Indonesia: Retail battle takes shape

Rising profits and plans for expansion by major Indonesian retailers as international players enter the burgeoning mall segment highlight confidence in the sector’s prospects. However, creeping inflationary pressures and growing regulatory requirements threaten to dent the growth expectations of the industry and the overall economy.

On March 27 Mitra Adiperkasa (MAP), a local retailer, revealed plans to open 200-250 specialty shops, more than 50 food and beverage outlets, and two department stores across the country at a cost of about Rp900bn ($92.25m). MAP, the master franchisee for a number of global brands, such as Starbucks, Domino’s Pizza and Lacoste, said in the same week that its revenue jumped 29% in 2012 to Rp7.59trn ($777.98m).

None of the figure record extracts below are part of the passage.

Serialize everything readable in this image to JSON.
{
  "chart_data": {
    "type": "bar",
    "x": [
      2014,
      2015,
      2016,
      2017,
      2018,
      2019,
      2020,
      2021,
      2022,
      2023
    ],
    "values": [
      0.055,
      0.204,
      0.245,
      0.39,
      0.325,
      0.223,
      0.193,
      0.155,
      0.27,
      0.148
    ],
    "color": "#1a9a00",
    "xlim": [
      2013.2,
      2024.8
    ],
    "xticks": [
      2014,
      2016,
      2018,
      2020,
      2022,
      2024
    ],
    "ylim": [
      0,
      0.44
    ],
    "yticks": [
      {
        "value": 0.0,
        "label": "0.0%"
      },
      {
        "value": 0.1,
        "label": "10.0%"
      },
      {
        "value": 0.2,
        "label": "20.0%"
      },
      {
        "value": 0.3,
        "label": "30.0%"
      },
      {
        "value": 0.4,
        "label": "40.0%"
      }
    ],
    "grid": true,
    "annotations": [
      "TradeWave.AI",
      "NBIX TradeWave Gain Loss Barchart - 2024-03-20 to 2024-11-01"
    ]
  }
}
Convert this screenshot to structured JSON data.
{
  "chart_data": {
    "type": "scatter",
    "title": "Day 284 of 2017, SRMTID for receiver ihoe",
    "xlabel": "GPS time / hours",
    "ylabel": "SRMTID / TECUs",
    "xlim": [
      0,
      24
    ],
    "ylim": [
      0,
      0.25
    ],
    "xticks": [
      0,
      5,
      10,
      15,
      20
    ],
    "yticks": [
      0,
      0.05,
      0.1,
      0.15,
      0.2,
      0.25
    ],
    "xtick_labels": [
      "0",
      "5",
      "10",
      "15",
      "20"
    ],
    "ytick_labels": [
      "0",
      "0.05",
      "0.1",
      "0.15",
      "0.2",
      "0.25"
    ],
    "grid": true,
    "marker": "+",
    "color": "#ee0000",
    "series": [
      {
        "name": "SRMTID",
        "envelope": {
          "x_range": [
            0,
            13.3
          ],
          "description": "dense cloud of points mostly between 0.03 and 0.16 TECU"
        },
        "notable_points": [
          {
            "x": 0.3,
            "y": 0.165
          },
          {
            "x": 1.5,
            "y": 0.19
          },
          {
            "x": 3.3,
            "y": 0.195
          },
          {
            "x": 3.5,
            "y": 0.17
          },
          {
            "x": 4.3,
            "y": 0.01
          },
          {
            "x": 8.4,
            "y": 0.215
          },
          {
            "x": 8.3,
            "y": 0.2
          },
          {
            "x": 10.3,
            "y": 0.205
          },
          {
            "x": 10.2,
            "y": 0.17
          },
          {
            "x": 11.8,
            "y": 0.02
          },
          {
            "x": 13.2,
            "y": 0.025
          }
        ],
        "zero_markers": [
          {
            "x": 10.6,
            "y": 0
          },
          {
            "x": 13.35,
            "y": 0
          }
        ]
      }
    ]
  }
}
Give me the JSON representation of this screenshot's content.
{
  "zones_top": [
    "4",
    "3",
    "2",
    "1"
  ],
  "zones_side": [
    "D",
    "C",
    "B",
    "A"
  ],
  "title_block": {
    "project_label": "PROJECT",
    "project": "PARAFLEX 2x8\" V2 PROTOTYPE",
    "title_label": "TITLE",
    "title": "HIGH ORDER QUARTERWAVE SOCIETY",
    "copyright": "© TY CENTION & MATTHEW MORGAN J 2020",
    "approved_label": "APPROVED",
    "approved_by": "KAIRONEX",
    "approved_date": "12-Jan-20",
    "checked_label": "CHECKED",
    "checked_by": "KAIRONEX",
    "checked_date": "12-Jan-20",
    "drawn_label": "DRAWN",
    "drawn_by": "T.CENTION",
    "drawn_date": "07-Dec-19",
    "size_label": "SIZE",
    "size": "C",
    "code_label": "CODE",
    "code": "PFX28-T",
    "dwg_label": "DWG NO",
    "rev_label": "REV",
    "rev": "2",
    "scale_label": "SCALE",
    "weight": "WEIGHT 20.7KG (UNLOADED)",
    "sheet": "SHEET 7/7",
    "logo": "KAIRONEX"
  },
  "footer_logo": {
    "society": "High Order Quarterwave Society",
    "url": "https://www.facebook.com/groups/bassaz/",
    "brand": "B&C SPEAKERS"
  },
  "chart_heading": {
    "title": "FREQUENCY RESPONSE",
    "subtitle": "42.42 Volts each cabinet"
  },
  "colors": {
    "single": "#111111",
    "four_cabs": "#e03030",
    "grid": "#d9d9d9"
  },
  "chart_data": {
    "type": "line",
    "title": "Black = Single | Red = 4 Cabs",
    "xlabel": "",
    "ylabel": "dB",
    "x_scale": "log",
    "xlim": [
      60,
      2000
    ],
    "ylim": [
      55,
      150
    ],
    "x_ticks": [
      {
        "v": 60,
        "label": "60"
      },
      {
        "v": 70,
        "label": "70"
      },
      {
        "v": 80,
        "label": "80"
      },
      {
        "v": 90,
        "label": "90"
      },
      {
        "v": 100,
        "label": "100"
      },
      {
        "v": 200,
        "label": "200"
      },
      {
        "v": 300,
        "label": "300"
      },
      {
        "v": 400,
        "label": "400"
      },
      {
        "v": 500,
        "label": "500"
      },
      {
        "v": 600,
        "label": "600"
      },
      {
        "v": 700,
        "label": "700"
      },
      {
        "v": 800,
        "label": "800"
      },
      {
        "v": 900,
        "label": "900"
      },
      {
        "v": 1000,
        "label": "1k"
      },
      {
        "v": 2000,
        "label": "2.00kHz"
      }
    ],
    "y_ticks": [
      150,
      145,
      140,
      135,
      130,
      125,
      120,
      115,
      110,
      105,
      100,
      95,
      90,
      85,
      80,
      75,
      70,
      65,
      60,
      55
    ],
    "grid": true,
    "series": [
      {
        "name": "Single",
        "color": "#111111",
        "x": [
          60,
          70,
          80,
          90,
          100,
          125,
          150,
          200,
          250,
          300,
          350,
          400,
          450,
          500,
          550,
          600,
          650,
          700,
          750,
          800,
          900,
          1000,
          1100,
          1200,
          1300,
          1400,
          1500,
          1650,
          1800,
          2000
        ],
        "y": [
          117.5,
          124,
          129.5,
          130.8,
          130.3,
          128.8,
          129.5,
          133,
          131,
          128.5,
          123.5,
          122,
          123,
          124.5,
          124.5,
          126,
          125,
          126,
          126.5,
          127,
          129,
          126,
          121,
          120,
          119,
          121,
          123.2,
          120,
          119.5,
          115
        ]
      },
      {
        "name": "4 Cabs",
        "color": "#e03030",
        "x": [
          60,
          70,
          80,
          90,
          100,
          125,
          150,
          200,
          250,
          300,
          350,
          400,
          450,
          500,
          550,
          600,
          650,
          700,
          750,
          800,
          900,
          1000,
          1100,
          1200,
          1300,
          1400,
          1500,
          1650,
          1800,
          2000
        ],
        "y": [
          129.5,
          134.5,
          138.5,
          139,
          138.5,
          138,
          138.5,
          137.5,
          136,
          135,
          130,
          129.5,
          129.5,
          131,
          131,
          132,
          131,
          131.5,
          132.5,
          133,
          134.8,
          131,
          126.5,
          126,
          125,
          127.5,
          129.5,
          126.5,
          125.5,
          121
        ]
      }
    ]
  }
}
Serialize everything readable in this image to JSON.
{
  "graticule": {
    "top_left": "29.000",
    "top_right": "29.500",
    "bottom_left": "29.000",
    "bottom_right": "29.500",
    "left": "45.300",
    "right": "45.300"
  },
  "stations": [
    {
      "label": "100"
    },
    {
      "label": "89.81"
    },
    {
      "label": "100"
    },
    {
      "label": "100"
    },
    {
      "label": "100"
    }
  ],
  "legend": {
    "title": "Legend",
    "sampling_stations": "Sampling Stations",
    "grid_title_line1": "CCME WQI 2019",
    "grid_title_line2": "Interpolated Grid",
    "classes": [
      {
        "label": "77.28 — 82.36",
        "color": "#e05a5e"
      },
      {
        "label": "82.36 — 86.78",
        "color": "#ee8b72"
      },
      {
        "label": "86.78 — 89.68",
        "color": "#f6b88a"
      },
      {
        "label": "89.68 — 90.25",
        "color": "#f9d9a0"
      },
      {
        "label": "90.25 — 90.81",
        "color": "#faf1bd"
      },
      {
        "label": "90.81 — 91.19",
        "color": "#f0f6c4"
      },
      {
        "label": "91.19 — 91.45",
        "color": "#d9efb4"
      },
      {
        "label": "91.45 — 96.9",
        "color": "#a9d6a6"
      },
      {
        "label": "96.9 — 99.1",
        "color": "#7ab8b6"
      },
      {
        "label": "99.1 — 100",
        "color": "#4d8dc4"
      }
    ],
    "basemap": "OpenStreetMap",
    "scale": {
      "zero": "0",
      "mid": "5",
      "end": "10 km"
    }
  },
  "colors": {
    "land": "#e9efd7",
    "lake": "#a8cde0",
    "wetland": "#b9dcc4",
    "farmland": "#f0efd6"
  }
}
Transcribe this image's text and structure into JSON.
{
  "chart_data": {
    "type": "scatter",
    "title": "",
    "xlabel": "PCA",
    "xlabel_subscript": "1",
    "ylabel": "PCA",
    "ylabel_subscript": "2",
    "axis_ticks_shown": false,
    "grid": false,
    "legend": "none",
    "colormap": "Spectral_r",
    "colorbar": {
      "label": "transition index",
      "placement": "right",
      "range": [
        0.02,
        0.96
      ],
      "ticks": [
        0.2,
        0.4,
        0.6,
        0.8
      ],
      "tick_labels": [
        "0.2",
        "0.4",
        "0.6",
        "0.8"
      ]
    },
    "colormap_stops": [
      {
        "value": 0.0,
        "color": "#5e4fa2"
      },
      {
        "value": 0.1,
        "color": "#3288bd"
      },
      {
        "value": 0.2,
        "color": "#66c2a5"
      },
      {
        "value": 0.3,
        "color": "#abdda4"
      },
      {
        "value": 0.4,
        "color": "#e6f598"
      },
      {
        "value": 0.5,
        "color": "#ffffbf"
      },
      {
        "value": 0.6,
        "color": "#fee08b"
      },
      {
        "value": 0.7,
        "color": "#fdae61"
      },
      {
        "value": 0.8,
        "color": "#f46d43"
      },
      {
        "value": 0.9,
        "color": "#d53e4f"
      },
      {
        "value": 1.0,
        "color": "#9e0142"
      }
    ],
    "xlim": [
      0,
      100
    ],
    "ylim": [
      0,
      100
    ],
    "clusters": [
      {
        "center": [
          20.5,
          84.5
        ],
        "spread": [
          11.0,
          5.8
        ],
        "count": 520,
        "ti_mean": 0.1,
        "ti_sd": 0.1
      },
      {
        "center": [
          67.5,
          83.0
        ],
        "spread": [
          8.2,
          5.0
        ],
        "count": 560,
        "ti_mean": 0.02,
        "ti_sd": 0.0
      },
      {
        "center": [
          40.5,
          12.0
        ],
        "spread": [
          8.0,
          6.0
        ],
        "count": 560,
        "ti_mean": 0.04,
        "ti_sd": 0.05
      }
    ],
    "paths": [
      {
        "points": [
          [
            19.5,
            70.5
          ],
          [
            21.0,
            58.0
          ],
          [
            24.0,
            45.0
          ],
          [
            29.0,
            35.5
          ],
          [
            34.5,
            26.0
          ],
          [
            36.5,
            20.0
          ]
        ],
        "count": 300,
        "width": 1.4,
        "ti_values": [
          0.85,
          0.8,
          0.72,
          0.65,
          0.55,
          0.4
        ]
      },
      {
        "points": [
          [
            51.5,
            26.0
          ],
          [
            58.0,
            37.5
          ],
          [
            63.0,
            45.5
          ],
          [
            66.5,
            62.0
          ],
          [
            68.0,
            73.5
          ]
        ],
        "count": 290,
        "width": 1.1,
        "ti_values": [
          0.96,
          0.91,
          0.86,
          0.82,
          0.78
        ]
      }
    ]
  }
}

Speaking with The Jakarta Post, Fetty Kwartati, corporate secretary at MAP, said the success could be explained by favourable demographics. “Externally, domestic consumption has been thriving thanks to the growth of the middle class,” she said, adding that Indonesian consumers have “briskly accepted the brands” the retailer had introduced to the market.

Matahari Putra Prima (MPP), a local retailer and member of the Lippo Group, announced at the end of March that it had nearly doubled its net income in 2012, rising to Rp238.5bn ($24.45m), up 98% from Rp120.3bn ($12.33m) in 2011. MPP also announced that its shares surged by 158% after investors sold stock at more than double the market price.

Such stellar performance by domestic retailers has been noted overseas, with a number of Asian fashion and lifestyle companies setting up operations in the country in early 2013. In March, Japan-based retail firms Fast Retailing and AEON Mall opened up flagship stores in Jakarta.

“We consider that Indonesia has great prospects. We are confident we can take a share of the Indonesian market as a unique retail player,” said Toyofumi Kashi, president-director of AEON Indonesia. “We predict that in the near future middle-class customers will no longer be satisfied with the existing services and products,” he added.

Malaysia-based Parkson Retail Asia also hopes to take a greater stake in the market, with plans to open stores in Indonesia in 2013, the China Post reported in March. Parkson’s new stores will either enter the market under its own brand, or through the local Centro chain it acquired in 2012. The Malaysian retailer hopes to increase its Indonesian revenues from less than 3% of the group’s total sales in 2012 to 10% by the end of 2013.

“With the size of the middle class in Indonesia, which I think will grow very quickly, the market is big enough to accommodate a few more players,” Alfred Cheng, executive director of Parkson, told Forbes in October 2012. Indeed, in a February 2013 report, the World Bank estimated the economy will expand by 6.2% this year, largely due to increasing domestic consumption. “With the right policies in place, Indonesia could push growth, harnessing the forces of urbanisation and rising incomes, while providing quality jobs for a growing labour force,” the World Bank said.

Consumer confidence is also running high. According to MasterCard’s 2012 index, released in February, the archipelagic nation placed at the top of the Asia-Pacific rankings alongside the Philippines. “Extreme improvements were recorded in Indonesia, where consumer confidence jumped 30.1 index points ... Both Indonesia and the Philippines are benefitting from rising investment from domestic and international investors in spite of uncertainty in the global economy,” the index said.

Despite such an upbeat assessment, there have been some recent developments that could concern investors. The government recently said it would limit the number of outlets a foreign restaurant franchise can own to 250 within five years and has also ruled that franchised stores and restaurants must carry 80% “local content”, to be determined by a special team that will ensure compliance, Reuters reported in February. The changes, among others, are meant to boost local manufacturing and investment as well as tax collection.

Rising inflation could also dampen growth this year. Retailers told BI they were seeing strong upward pressure on prices thus far in 2013 due to post-flooding supply disruptions, rising labour costs and higher electricity bills. In January consumer prices climbed 4.57% compared to the same month in 2012, while in March inflation continued to rise, hitting 5.9% – the highest the rate has reached since March 2011.